Desjani attendit, mais, constatant qu’il n’ajoutait rien ni ne précisait ses intentions, elle arqua légèrement un sourcil. Sa voix ne trahit toutefois aucune émotion :
« Je me suis repassé les données que nous détenions sur tous les systèmes stellaires que nous pourrions gagner depuis Dilawa. J’imagine que vous comptez sauter vers le système d’Héradao, mais vous n’avez pas encore fait part de vos intentions à la flotte alors qu’elle doit impérativement quitter Dilawa. »
S’il avait bien entendu, c’était, de la part de Desjani, ce qui se rapprochait le plus d’un reproche. Il se rembrunit. « Je n’ai pas encore décidé de notre destination suivante. » Là. Il l’avait dit.

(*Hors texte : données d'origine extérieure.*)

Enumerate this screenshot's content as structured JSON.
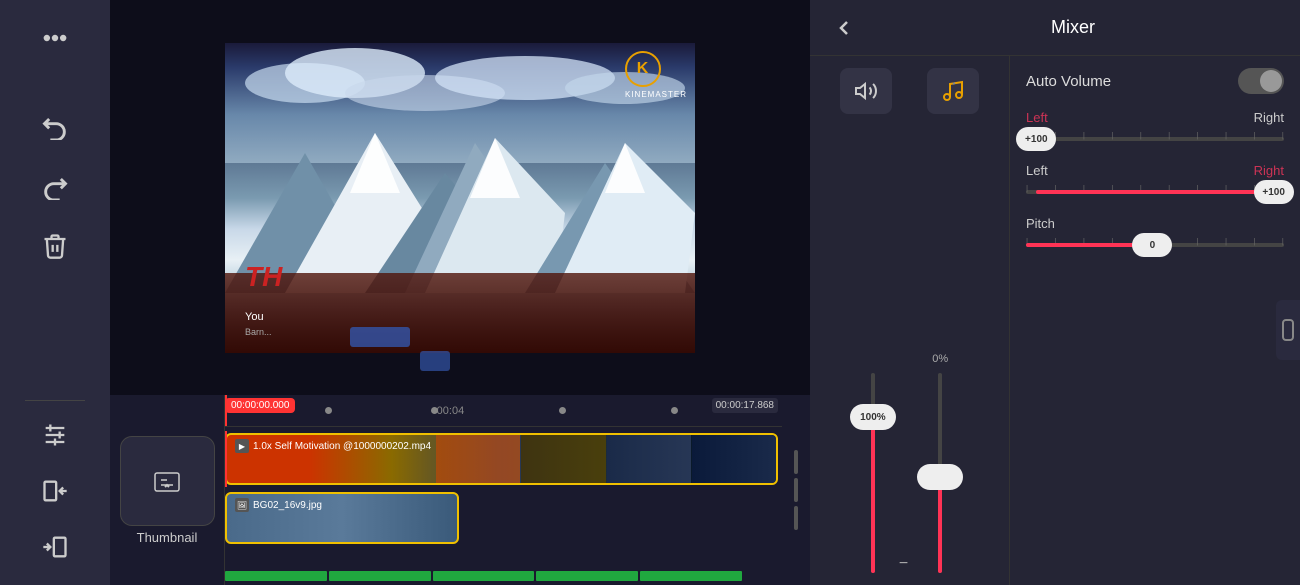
{
  "app": {
    "title": "KineMaster"
  },
  "toolbar": {
    "more_label": "···",
    "undo_label": "↺",
    "redo_label": "↻",
    "delete_label": "🗑",
    "layer_label": "⊞",
    "insert_label": "⊣",
    "append_label": "⊢"
  },
  "preview": {
    "logo_letter": "K",
    "logo_text": "KINEMASTER",
    "text_overlay": "TH",
    "subtitle": "You",
    "subtitle2": "Barn..."
  },
  "mixer": {
    "back_icon": "‹",
    "title": "Mixer",
    "auto_volume_label": "Auto Volume",
    "slider1": {
      "value": "100%",
      "percent": 100
    },
    "slider2": {
      "value": "0%",
      "percent": 0
    },
    "pan_left1": {
      "label_left": "Left",
      "label_right": "Right",
      "value": "+100",
      "position_percent": 100
    },
    "pan_left2": {
      "label_left": "Left",
      "label_right": "Right",
      "value": "+100",
      "position_percent": 100
    },
    "pitch": {
      "label": "Pitch",
      "value": "0",
      "position_percent": 50
    }
  },
  "timeline": {
    "current_time": "00:00:00.000",
    "end_time": "00:00:17.868",
    "mid_time": "00:04",
    "video_clip_label": "1.0x Self Motivation @1000000202.mp4",
    "bg_clip_label": "BG02_16v9.jpg",
    "thumbnail_label": "Thumbnail"
  }
}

Elle attendit de nouveau qu’il développât puis reprit fermement : « Les autres systèmes accessibles sont Cavalos – mais retourner là-bas ne nous avancerait guère et, au contraire, nous éloignerait davantage de chez nous –, Topira, qui nous ramène à l’intérieur de l’espace syndic, un peu plus bas… Jundin, système isolé et cul-de-sac d’où nous ne pourrions que revenir à Dilawa… et Kalixa, qui est doté d’un portail de l’hypernet syndic. Héradao reste notre seul objectif raisonnable compte tenu de la menace que pose ce portail et des inconvénients que présentent Cavalos, Topira et Jundin.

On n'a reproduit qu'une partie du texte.